04.11.2009 to 21.02.2010


The architect Alfred Messel (1853-1909) ranks as one of the most important visionaries of modern urban architecture. Marking the 100th anniversary of Messel’s death, the Art Library is proud to present a major exhibition of his work with around 350 exhibits, including: original drawings, construction plans, photographs, models as well as original architectural sculpture for the Wertheim department store and the Pergamonmuseum.
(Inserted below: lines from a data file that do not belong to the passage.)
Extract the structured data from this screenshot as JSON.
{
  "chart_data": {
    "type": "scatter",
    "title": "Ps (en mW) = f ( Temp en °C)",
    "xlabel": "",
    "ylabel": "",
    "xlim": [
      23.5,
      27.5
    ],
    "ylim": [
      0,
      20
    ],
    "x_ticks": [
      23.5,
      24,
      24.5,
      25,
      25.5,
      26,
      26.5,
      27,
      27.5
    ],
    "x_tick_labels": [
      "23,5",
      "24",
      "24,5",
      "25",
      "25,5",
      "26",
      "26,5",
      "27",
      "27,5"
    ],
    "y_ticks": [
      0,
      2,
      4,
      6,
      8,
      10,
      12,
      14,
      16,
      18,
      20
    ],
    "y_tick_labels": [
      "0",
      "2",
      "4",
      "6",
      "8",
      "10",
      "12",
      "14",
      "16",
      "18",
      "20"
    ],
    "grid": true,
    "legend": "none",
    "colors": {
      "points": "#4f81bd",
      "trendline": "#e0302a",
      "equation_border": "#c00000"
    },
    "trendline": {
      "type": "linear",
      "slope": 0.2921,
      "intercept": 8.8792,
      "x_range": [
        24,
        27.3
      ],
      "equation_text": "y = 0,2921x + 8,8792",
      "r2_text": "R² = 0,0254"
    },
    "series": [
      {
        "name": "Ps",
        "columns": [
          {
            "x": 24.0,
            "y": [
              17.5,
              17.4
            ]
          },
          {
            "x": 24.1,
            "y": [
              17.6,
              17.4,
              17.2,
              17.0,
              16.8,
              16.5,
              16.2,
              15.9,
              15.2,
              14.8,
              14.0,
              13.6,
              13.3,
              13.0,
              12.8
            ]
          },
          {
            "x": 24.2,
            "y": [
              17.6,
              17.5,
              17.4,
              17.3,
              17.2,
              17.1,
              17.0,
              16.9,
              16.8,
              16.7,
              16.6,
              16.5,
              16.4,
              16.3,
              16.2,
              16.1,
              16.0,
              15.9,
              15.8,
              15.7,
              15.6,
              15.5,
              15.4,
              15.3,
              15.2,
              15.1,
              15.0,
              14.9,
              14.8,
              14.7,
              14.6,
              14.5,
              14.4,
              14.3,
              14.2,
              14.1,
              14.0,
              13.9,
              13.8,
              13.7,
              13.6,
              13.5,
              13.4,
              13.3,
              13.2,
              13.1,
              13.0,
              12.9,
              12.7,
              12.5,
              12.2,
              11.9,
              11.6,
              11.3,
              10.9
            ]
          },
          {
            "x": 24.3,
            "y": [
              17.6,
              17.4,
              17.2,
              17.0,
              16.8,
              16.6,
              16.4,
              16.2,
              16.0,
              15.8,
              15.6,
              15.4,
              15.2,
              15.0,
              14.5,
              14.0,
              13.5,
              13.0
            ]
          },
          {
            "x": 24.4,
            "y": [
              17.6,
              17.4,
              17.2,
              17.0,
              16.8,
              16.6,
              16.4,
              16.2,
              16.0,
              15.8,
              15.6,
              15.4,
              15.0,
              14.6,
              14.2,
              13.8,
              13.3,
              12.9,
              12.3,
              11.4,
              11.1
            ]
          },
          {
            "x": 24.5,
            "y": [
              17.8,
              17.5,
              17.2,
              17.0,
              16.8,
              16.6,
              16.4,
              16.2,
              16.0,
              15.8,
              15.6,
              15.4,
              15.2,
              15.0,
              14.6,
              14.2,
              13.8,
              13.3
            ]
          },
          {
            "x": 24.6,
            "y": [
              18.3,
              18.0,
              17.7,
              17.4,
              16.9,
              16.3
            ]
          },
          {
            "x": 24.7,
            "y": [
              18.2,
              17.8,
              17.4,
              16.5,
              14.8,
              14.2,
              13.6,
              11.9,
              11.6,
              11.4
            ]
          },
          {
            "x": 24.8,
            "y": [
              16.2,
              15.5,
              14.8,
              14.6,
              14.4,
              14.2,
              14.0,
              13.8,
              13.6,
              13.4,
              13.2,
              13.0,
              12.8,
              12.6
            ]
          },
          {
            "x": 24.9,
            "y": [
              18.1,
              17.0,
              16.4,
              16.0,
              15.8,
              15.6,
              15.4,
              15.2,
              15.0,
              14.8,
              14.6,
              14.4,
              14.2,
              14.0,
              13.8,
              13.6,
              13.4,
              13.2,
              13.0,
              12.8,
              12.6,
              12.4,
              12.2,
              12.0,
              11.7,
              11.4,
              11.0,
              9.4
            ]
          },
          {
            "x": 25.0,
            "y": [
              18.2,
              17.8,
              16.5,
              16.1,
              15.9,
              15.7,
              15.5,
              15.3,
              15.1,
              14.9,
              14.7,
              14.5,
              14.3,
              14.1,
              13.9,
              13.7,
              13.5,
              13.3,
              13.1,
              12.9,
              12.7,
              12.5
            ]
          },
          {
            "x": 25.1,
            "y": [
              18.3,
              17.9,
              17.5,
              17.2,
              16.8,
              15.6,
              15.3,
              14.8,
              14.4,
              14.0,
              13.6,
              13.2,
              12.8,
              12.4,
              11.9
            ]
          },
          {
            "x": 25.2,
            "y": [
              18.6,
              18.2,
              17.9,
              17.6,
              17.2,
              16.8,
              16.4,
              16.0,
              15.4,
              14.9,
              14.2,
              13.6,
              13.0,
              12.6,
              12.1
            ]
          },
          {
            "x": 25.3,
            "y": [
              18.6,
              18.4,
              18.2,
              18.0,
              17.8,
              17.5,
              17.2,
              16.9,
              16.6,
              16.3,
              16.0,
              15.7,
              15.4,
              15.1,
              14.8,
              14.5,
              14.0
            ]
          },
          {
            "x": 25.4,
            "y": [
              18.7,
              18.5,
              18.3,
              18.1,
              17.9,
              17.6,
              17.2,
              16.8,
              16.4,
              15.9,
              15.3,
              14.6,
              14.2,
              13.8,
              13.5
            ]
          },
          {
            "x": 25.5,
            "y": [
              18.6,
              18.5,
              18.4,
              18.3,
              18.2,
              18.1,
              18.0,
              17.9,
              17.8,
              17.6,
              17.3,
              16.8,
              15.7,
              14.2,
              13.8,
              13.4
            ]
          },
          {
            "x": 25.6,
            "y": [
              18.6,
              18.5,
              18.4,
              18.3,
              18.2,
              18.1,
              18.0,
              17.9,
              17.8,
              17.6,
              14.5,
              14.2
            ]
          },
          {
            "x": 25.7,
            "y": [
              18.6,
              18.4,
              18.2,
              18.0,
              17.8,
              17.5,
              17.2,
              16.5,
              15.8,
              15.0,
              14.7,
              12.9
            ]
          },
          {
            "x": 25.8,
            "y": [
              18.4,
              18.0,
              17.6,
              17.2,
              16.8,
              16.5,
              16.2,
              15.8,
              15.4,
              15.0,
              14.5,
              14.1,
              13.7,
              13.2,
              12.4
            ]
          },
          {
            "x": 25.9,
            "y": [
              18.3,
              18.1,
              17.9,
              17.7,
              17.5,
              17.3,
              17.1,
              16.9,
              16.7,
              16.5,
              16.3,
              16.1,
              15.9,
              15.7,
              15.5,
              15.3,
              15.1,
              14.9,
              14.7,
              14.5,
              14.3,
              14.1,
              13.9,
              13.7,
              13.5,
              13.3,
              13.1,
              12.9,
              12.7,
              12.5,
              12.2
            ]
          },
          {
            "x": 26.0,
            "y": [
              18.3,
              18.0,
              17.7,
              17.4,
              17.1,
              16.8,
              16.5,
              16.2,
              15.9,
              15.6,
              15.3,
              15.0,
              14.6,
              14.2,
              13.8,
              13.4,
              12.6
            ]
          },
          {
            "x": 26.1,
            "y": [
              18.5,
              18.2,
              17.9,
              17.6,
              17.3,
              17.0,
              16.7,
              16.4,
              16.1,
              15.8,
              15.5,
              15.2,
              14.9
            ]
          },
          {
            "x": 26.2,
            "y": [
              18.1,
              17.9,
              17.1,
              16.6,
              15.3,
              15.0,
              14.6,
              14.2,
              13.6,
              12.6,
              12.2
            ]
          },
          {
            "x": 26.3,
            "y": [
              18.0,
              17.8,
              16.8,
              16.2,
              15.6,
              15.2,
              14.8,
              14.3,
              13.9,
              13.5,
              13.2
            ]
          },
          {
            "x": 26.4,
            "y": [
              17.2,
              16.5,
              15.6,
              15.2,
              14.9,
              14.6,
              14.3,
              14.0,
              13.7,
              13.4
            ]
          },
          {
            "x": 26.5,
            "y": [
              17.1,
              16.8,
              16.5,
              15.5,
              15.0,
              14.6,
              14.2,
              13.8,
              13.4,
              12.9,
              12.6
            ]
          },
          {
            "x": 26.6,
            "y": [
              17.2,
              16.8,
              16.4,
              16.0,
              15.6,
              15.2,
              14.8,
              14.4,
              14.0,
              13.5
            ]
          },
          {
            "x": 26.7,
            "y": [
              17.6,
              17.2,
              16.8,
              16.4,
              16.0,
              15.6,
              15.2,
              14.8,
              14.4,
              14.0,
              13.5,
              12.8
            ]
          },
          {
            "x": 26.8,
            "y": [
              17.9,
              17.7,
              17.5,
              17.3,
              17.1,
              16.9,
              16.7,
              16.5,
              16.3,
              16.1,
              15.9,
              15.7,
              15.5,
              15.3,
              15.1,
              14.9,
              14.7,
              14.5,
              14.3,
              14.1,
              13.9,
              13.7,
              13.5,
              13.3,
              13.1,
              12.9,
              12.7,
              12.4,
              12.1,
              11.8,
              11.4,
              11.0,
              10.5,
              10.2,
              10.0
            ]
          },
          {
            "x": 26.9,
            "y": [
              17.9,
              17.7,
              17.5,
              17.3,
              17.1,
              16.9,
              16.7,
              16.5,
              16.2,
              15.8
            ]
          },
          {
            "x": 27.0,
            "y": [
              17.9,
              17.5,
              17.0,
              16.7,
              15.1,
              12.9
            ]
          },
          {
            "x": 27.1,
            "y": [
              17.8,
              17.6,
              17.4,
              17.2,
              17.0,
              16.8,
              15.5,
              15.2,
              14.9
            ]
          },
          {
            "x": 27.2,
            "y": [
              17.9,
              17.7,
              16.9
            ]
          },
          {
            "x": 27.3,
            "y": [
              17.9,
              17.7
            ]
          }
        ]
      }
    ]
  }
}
Alfred Messel was the designer of seminal buildings which formed a bridge between historicism and modernism. He built museums, palatial financial buildings, administrative buildings, lavish villas and cooperative apartment blocks - each a Gesamtkunstwerk in its own right for its harmony of external and interior design. His designs for department stores for the Wertheim corporation were unique and are still firmly anchored in the public’s consciousness in Berlin. At the start of the 20th century, the luxurious branch at Leipziger Platz was the largest department store in Europe. In its functionality, size and elegance, it conveyed the metropolitan feeling of a new age like no other building before it. With his plans for the Pergamonmuseum, Alfred Messel also added the important final touches to the 'city of museums’, as Wilhelm von Bode described the Museum Island at the time. The Museum Island has been declared a piece of World Cultural Heritage by UNESCO since 1999.

The exhibition, made possible with financial support from the federal government’s Capital Cultural Fund in Berlin, and the catalogue to go with it have both been created in conjunction with the Museum of Architecture of the Technische Universität Berlin where the estate of Messel’s office is preserved.